Molecular characterization of a lysophosphatidylcholine acyltransferase gene belonging to the MBOAT family in Ricinus communis L.

作者信息

Arroyo-Caro José María, Chileh Tarik, Alonso Diego López, García-Maroto Federico

机构信息

Centro de Investigación en Biotecnología Agroalimentaria, Universidad de Almería, Campus de Excelencia Internacional Agroalimentario (CeiA3), CITE-II B, Almería, Spain.

出版信息

Lipids. 2013 Jul;48(7):663-74. doi: 10.1007/s11745-013-3797-z. Epub 2013 May 23.

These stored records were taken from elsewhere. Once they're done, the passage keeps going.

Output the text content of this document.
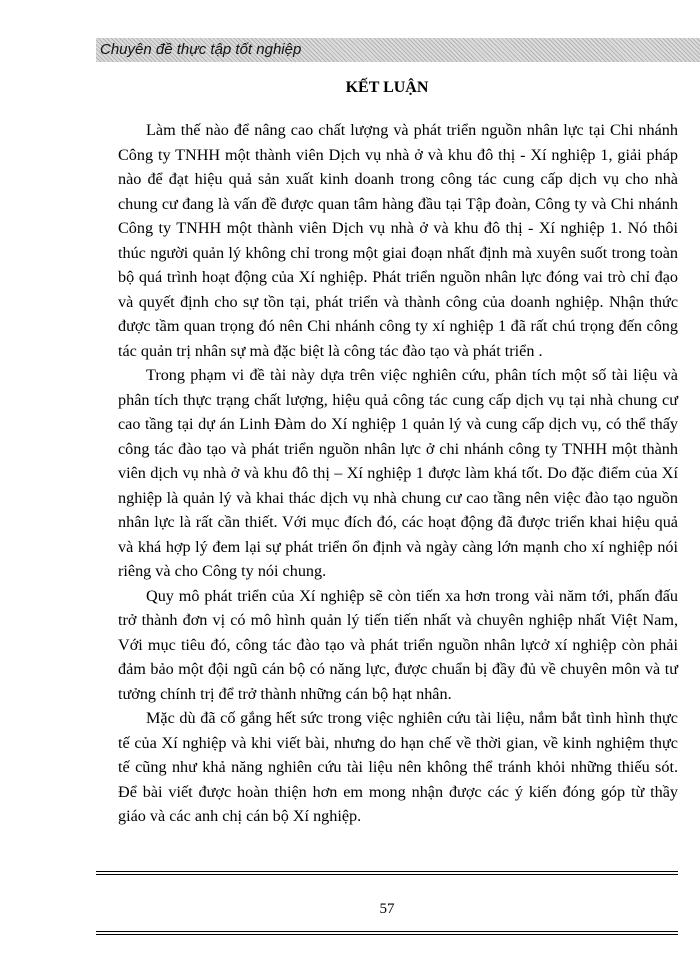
Chuyên đề thực tập tốt nghiệp
KẾT LUẬN

Làm thế nào để nâng cao chất lượng và phát triển nguồn nhân lực tại Chi nhánh Công ty TNHH một thành viên Dịch vụ nhà ở và khu đô thị - Xí nghiệp 1, giải pháp nào để đạt hiệu quả sản xuất kinh doanh trong công tác cung cấp dịch vụ cho nhà chung cư đang là vấn đề được quan tâm hàng đầu tại Tập đoàn, Công ty và Chi nhánh Công ty TNHH một thành viên Dịch vụ nhà ở và khu đô thị - Xí nghiệp 1. Nó thôi thúc người quản lý không chỉ trong một giai đoạn nhất định mà xuyên suốt trong toàn bộ quá trình hoạt động của Xí nghiệp. Phát triển nguồn nhân lực đóng vai trò chỉ đạo và quyết định cho sự tồn tại, phát triển và thành công của doanh nghiệp. Nhận thức được tầm quan trọng đó nên Chi nhánh công ty xí nghiệp 1 đã rất chú trọng đến công tác quản trị nhân sự mà đặc biệt là công tác đào tạo và phát triển .

Trong phạm vi đề tài này dựa trên việc nghiên cứu, phân tích một số tài liệu và phân tích thực trạng chất lượng, hiệu quả công tác cung cấp dịch vụ tại nhà chung cư cao tầng tại dự án Linh Đàm do Xí nghiệp 1 quản lý và cung cấp dịch vụ, có thể thấy công tác đào tạo và phát triển nguồn nhân lực ở chi nhánh công ty TNHH một thành viên dịch vụ nhà ở và khu đô thị – Xí nghiệp 1 được làm khá tốt. Do đặc điểm của Xí nghiệp là quản lý và khai thác dịch vụ nhà chung cư cao tầng nên việc đào tạo nguồn nhân lực là rất cần thiết. Với mục đích đó, các hoạt động đã được triển khai hiệu quả và khá hợp lý đem lại sự phát triển ổn định và ngày càng lớn mạnh cho xí nghiệp nói riêng và cho Công ty nói chung.

Quy mô phát triển của Xí nghiệp sẽ còn tiến xa hơn trong vài năm tới, phấn đấu trở thành đơn vị có mô hình quản lý tiến tiến nhất và chuyên nghiệp nhất Việt Nam, Với mục tiêu đó, công tác đào tạo và phát triển nguồn nhân lựcở xí nghiệp còn phải đảm bảo một đội ngũ cán bộ có năng lực, được chuẩn bị đầy đủ về chuyên môn và tư tưởng chính trị để trở thành những cán bộ hạt nhân.

Mặc dù đã cố gắng hết sức trong việc nghiên cứu tài liệu, nắm bắt tình hình thực tế của Xí nghiệp và khi viết bài, nhưng do hạn chế về thời gian, về kinh nghiệm thực tế cũng như khả năng nghiên cứu tài liệu nên không thể tránh khỏi những thiếu sót. Để bài viết được hoàn thiện hơn em mong nhận được các ý kiến đóng góp từ thầy giáo và các anh chị cán bộ Xí nghiệp.

57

DOI:10.1007/s11745-013-3797-z
PMID:23700249
Abstract

Acyl-CoA:lysophosphatidylcholine acyltransferase (LPCAT, EC 2.3.1.23) catalyzes acylation of lysophosphatidylcholine (lysoPtdCho) to produce phosphatidylcholine (PtdCho), the main phospholipid in cellular membranes. This reaction is a key component of the acyl-editing process, involving recycling of the fatty acids (FA) mainly at the sn-2 position of PtdCho. Growing evidences indicate that the LPCAT reaction controls the direct entry of newly synthesized FA into PtdCho and, at least in some plant species, it has an important impact on the synthesis and composition of triacylglycerols. Here we describe the molecular characterization of the single LPCAT gene found in the genome of Ricinus communis (RcLPCAT) that is homologous to LPCAT genes of the MBOAT family previously described in Arabidopsis and Brassica. RcLPCAT is ubiquitously expressed in all organs of the castor plant. Biochemical properties have been studied by heterologous expression of RcLPCAT in the ale1 yeast mutant, defective in lysophospholipid acyltransferase activity. RcLPCAT preferentially acylates lysoPtdCho against other lysophospholipids (lysoPL) and does not discriminates the acyl chain in the acceptor, displaying a strong activity with alkyl lysoPL. Regarding the acyl-CoA donor, RcLPCAT uses monounsaturated fatty acid thioesters, such as oleoyl-CoA (18:1-CoA), as preferred donors, while it has a low activity with saturated fatty acids and shows a poor utilization of ricinoleoyl-CoA (18:1-OH-CoA). These characteristics are discussed in terms of a possible role of RcLPCAT in regulating the entry of FA into PtdCho and the exclusion from the membranes of the hydroxylated FA.

摘要

酰基辅酶A:溶血磷脂酰胆碱酰基转移酶(LPCAT,EC 2.3.1.23)催化溶血磷脂酰胆碱(lysoPtdCho)的酰化反应,生成磷脂酰胆碱(PtdCho),即细胞膜中的主要磷脂。该反应是酰基编辑过程的关键组成部分,主要涉及脂肪酸(FA)在PtdCho的sn-2位上的循环利用。越来越多的证据表明,LPCAT反应控制新合成的FA直接进入PtdCho,并且至少在某些植物物种中,它对三酰甘油的合成和组成具有重要影响。在这里,我们描述了在蓖麻基因组中发现的单个LPCAT基因(RcLPCAT)的分子特征,该基因与先前在拟南芥和油菜中描述的MBOAT家族的LPCAT基因同源。RcLPCAT在蓖麻植株的所有器官中普遍表达。通过在缺乏溶血磷脂酰转移酶活性的ale1酵母突变体中异源表达RcLPCAT来研究其生化特性。与其他溶血磷脂(lysoPL)相比,RcLPCAT优先酰化lysoPtdCho,并且在受体中不区分酰基链,对烷基lysoPL表现出很强的活性。关于酰基辅酶A供体,RcLPCAT使用单不饱和脂肪酸硫酯,如油酰辅酶A(18:1-CoA)作为首选供体,而它对饱和脂肪酸的活性较低,对蓖麻油酸辅酶A(18:1-OH-CoA)的利用率较差。本文根据RcLPCAT在调节FA进入PtdCho以及将羟基化FA排除在膜外的可能作用对这些特性进行了讨论。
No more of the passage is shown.